Peeping Tom racconta la storia di Mark, un giovane timido e riservato, vittima fin da bambino dei bizzarri esperimenti del padre, scienziato ossessionato dagli effetti della paura sul sistema nervoso. Di giorno lavora come cineoperatore in una casa di produzione londinese; di notte coltiva il suo terrificante hobby: uccidere donne e riprendere la loro agonia. Accolto all’uscita da unanimi e virulente stroncature e accuse di violenza morbosa, è oggi considerato un capolavoro visionario. Lo si può godere in tanti modi: come trappola del vedere e dell’essere visti; come esercizio di humour sardonico; come grande storia d’amore tragica; come metafora del voyeurismo del cinema.
“La critica dell’epoca si divise in due – ricorda il direttore della Cineteca di Bologna Gian Luca Farinelli –, una parte ignorò il film di Powell e l’altra propose di prenderlo e di gettarlo nella spazzatura; era, invece, un capolavoro di originalità e bizzarria, dove lo sguardo assassino della macchina da presa riprende la morte al lavoro. Riflessione profonda sul cinema e la riproduzione della vita, è uno dei film più sorprendenti di tutta la storia del cinema”.

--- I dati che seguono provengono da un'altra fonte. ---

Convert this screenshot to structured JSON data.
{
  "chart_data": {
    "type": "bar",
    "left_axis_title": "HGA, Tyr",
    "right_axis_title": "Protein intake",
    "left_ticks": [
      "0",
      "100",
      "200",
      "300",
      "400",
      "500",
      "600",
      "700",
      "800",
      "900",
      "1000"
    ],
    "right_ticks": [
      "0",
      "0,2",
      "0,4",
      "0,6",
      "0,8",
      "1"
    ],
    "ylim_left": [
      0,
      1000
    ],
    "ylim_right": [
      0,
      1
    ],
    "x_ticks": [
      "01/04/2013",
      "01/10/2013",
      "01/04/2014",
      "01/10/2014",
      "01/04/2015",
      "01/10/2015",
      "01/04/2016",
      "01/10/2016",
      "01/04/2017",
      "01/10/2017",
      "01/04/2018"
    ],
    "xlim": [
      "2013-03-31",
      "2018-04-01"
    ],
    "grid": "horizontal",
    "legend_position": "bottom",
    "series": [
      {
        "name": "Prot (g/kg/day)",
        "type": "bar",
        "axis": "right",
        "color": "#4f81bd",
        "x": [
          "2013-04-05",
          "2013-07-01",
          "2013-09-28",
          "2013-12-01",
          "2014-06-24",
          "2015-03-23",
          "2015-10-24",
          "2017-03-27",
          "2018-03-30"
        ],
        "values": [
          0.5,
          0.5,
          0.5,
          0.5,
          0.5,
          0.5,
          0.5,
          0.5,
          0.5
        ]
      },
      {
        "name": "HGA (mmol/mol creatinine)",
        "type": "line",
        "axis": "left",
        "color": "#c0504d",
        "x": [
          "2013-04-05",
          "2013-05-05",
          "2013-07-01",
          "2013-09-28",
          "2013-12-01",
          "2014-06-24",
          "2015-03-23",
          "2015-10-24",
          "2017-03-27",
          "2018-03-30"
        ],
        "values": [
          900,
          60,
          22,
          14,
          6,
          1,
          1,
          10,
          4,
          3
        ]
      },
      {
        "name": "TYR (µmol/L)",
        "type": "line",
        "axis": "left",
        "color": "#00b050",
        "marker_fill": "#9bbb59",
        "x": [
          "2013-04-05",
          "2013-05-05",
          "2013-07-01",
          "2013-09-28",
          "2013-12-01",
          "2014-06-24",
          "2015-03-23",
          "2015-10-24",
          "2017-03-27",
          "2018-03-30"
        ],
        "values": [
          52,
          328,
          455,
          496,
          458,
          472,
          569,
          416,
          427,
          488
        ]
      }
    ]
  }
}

Così ne ha scritto lo storico del cinema Ian Christie: “Peeping Tom faceva parte di una serie di film horror a basso costo finanziati dalla Anglo-Amalgamated sulla scia del successo ottenuto dalla Hammer con i suoi Quatermass, Frankenstein e Dracula usciti tra il 1957 e il 1960. Questi avevano già scatenato le proteste dei custodi della moralità pubblica che tendevano a collegarli alla minaccia dei fumetti horror americani e del rock and roll, lamentando la scomparsa della cultura popolare inglese tradizionale. Pare che Powell fosse sinceramente spiazzato dall’accoglienza riservata a Peeping Tom. Probabilmente pensava che l’umorismo del film e la scelta di evitare eccessi pruriginosi potessero distrarre il pubblico dalla premessa profondamente scioccante o addirittura giustificarla. I molti riferimenti e la vena umoristica del film passarono però inosservati nella tempesta di indignazione che esso scatenò, con accuse di atteggiamenti “malsani”, “morbosi” e “perversi” che accomunarono tutte le recensioni (nelle sezioni “Arte e spettacolo”, ovviamente; i commenti della stampa specializzata furono quasi uniformemente favorevoli). Gran parte delle reazioni scandalizzate va indubbiamente attribuita alla disturbante verosimiglianza del film. A differenza dei suoi immediati predecessori nel ciclo della Anglo-Amalgamated, Horrors of the Black Museum e Circus of Horrors, Peeping Tom è ambientato in luoghi riconoscibili della Londra contemporanea. Il giornalaio che paga Mark perché realizzi “foto artistiche” destinate a clienti rispettabili come Miles Malleson è il volto accettabile di una vasta e inconfessabile industria che soddisfa la ‘scopofilia’, perversione della nostra società. In modo analogo Powell infranse le regole non scritte quando scelse l’affascinante e mite Carl Boehm (figlio del celebre direttore d’orchestra Karl Boehm) per il ruolo di Mark, il timido psicopatico che alterna il lavoro di assistente operatore in uno studio cinematografico alla perversa passione extracurriculare che consiste nel filmare la mortale paura delle sue vittime. Il legame tra ‘cinema normale’, spietatamente beffeggiato nelle scene in cui Mark lavora a un thriller di routine, The Walls Are Closing In, e il suo “cinema segreto” diventa sin troppo evidente: davanti allo schermo siamo tutti voyeur”.